November 11, 2010 by Flora Dawn
Yesterday I posted a great no bake cheesecake recipe. Well, it requires a graham cracker crust, which means I have had to figure out how to create a great tasting gluten free version.
I posted a recipe for a gluten free “graham” cracker a while ago. And while I do like the recipe, I recently discovered teff flour and it’s sweet graham-like flavor; not to mention the dark color it imparts on the baked goods.
So, here is another recipe for a gluten free graham cracker, that I think tastes very similar to the traditional, wheat-based ones. And just like the regular ones, small children seem to love these as well.
This recipe makes two cookie sheets worth of crackers. I have found that half of the recipe will yield enough crumbs to make two graham cracker crusts (directions here); which is perfect because that leaves another entire cookie sheet for snacking on!

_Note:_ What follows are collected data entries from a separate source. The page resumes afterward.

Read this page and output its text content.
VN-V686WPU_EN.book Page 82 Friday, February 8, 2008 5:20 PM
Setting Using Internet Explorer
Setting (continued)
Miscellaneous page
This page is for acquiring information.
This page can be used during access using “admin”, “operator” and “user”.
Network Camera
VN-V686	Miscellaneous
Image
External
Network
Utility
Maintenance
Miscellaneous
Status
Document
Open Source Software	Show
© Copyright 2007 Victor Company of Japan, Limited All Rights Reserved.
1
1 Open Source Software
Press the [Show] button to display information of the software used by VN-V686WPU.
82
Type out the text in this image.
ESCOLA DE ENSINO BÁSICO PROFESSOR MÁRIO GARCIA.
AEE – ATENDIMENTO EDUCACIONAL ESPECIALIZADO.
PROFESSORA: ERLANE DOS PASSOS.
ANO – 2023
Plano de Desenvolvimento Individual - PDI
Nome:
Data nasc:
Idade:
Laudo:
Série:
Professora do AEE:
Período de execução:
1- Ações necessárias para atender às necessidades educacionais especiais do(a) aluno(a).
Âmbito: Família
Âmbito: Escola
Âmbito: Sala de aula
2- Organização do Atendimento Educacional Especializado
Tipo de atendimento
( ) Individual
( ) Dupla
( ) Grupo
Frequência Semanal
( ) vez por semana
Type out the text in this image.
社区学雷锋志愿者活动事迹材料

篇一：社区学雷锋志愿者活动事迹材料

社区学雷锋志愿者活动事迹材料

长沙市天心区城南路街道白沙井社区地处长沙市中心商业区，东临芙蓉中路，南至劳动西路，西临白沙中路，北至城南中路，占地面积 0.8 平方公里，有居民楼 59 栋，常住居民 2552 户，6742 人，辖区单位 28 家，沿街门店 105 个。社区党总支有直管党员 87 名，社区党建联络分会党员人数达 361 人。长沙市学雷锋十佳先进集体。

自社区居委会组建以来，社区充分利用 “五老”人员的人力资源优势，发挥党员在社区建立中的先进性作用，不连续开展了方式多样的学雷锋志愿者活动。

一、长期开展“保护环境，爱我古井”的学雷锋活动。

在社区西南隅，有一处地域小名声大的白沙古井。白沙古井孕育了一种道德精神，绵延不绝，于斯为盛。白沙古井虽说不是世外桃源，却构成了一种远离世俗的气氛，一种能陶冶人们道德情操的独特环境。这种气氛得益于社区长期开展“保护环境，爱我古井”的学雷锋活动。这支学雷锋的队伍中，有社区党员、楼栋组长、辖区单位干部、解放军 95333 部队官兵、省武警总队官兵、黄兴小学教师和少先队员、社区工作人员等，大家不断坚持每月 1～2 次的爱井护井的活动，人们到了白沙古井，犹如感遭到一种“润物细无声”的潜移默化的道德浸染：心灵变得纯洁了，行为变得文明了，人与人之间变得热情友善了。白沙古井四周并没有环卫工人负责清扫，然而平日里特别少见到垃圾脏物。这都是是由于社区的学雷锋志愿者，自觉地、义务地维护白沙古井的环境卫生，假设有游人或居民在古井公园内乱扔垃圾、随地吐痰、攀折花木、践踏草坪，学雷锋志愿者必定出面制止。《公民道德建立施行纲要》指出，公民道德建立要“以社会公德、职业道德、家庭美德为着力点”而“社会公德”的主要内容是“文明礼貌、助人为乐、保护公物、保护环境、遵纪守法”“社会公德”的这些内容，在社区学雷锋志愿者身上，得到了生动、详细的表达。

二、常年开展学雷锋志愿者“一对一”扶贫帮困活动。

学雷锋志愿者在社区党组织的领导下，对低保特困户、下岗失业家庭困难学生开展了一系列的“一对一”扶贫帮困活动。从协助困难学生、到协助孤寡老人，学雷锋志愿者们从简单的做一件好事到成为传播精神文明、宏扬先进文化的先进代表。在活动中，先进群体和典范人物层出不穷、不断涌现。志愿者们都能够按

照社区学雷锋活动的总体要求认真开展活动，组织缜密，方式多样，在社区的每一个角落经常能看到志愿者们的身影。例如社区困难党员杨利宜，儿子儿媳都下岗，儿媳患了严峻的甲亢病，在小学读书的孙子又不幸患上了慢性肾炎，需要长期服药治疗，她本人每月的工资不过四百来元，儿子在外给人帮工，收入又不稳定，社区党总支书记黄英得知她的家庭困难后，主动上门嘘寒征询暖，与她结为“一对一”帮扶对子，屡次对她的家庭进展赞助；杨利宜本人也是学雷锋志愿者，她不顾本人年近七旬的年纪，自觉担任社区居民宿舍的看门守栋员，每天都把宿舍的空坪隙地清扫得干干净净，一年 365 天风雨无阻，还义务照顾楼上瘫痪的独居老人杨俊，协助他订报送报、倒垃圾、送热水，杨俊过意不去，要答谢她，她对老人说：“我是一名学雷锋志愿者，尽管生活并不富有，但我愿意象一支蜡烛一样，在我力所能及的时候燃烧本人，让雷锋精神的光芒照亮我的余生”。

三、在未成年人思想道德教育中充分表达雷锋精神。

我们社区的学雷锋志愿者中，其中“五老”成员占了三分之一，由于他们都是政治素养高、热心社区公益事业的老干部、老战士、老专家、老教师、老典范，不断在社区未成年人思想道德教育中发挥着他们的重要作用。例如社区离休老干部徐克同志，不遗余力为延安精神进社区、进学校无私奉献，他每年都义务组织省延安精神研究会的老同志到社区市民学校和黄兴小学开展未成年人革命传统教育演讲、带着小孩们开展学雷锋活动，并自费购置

Update: I tried using Earth Balance to make these dairy-free and they weren’t so good. Maybe oil or shortening would work better?
Teff flour can be a little difficult to find; I use Bob’s Red Mill brand. These are fairly sweet, so if you are concerned about your sugar intake, you might want to consider reducing the amount of sugar.
- 1 cup white rice flour
- 1/2 cup teff flour
- 1/2 cup sorghum flour
- 1/2 cup cornstarch
- 1/2 tsp xanthan gum
- 1/2 tsp salt
- 1 1/2 tsp baking powder
- 1 tsp cinnamon
- 3/4 cup butter (that’s 1 1/2 sticks)
- 1/4 cup honey
- 1 cup brown sugar
- 1 tsp vanilla extract
- 1-2 TB water
- Preheat oven to 325. If you do not have silpat mats, cut two pieces of parchment paper to fit your cookie sheets.
- In a medium bowl, combine rice flour, teff, sorghum, cornstarch, xanthan gum, salt, baking powder, and cinnamon.
- In the bowl of a stand mixer, combine butter, honey, brown sugar, and vanilla. Beat until well mixed. Add the dry ingredients and mix well. Add the water, 1 tablespoon at a time to form a soft dough that pulls away from the sides of the bowl.
- Divide the dough into 2 balls. Place each ball on your silpat or parchment and using a rolling pin, roll until it covers the surface (it should be about the thickness of sugar cookies or pie crust). Cut the dough with a plastic knife or spatula and prick with a fork if desired. (I just bake the cookies like this, but you could seperate the cookies further apart so they do not bake into each other, but you’ll need another baking sheet).
- Bake for 20-30 minutes, depending on desired crispness. Remove from oven and allow to cool. (The cookies should break apart easily where they were “scored” before baking).